Pastors praying before immersion, near Horgos
Exorcism, Taktaszada. The majority of new converts still believe in superstitions and such magical elements as a curse.
The home of Worship Leader Dezső Vadász, Tiszavasvári
Dezsőné Kocze is the oldest Roma convert in Uszka, the village with a Roma majority, whose population had been converted by the Hungarian Free Christian Congregation back in the 80s. Since then the pub has closed in Uszka.
Orgovány picks wallnuts as a days work before the sunday mass near Uszka. Due to the high unemployment rate most of the people in Uszka are day labourers.
Converts waiting for immersion, near Horgos.
Albert Durkó, leader of the National Roma Mission of the Hungarian Pentecostal Church immersing a congregational member, Kótaj
Mass of the Catholic Society of the Divine Word, Köröm. The goal of the gypsy mission is to make the Roma feel acceptance, love and forgiveness at the church, says Father Lourdu of India, leader of the congregation.
Pastor József Rézműves preaching, Kótaj
Kis Istvan is a former skinhead with a tattoo of the name of “Szálasi”, leader of the Hungarian post-war fascist party. He converts now Roma youth and preaches at the Congregation at the Pentecostal church in Békés.

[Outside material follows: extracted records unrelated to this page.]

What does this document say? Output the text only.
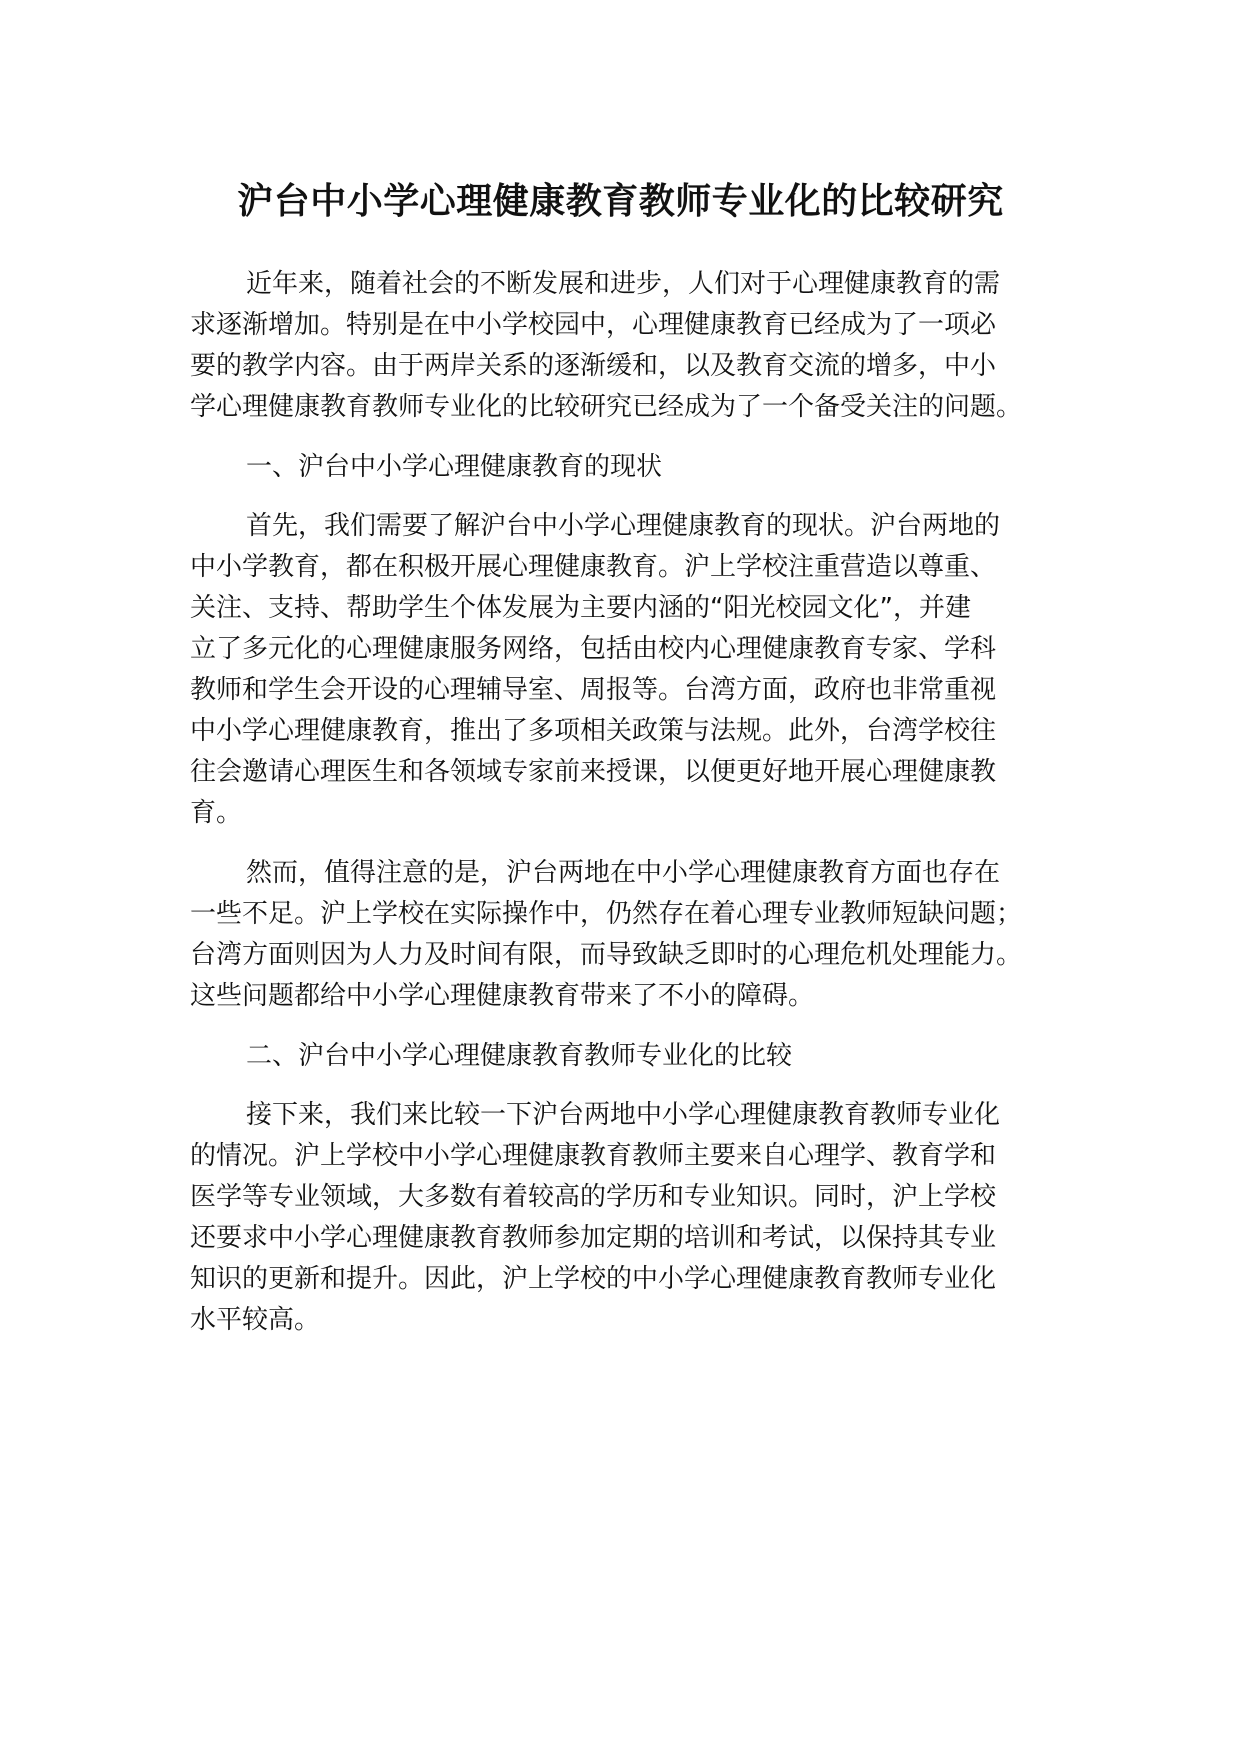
沪台中小学心理健康教育教师专业化的比较研究

近年来，随着社会的不断发展和进步，人们对于心理健康教育的需

求逐渐增加。特别是在中小学校园中，心理健康教育已经成为了一项必

要的教学内容。由于两岸关系的逐渐缓和，以及教育交流的增多，中小

学心理健康教育教师专业化的比较研究已经成为了一个备受关注的问题。

一、沪台中小学心理健康教育的现状

首先，我们需要了解沪台中小学心理健康教育的现状。沪台两地的

中小学教育，都在积极开展心理健康教育。沪上学校注重营造以尊重、

关注、支持、帮助学生个体发展为主要内涵的“阳光校园文化”，并建

立了多元化的心理健康服务网络，包括由校内心理健康教育专家、学科

教师和学生会开设的心理辅导室、周报等。台湾方面，政府也非常重视

中小学心理健康教育，推出了多项相关政策与法规。此外，台湾学校往

往会邀请心理医生和各领域专家前来授课，以便更好地开展心理健康教

育。

然而，值得注意的是，沪台两地在中小学心理健康教育方面也存在

一些不足。沪上学校在实际操作中，仍然存在着心理专业教师短缺问题；

台湾方面则因为人力及时间有限，而导致缺乏即时的心理危机处理能力。

这些问题都给中小学心理健康教育带来了不小的障碍。

二、沪台中小学心理健康教育教师专业化的比较

接下来，我们来比较一下沪台两地中小学心理健康教育教师专业化

的情况。沪上学校中小学心理健康教育教师主要来自心理学、教育学和

医学等专业领域，大多数有着较高的学历和专业知识。同时，沪上学校

还要求中小学心理健康教育教师参加定期的培训和考试，以保持其专业

知识的更新和提升。因此，沪上学校的中小学心理健康教育教师专业化

水平较高。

Statue of the Virgin Mary on the side of a house, Kompolt
Woman in trance, Bread of Life Congregation, Tiszavasvári
Dozens of small churches and even historical ones undertake pastorship for the Roma in Hungary, converting the poor, for whom often the only ray of hope is faith. More than eighty percent of the Roma who found faith mostly following the regime change attend charismatic congregations. The Pentecostal-Charismatic Movement is one of the most dynamically evolving Christian movements in developing countries. Typically popular in slums and poor neighbourhoods, the success of the movement lies, in the fact that they believe that the holy spirit can take effect through everybody.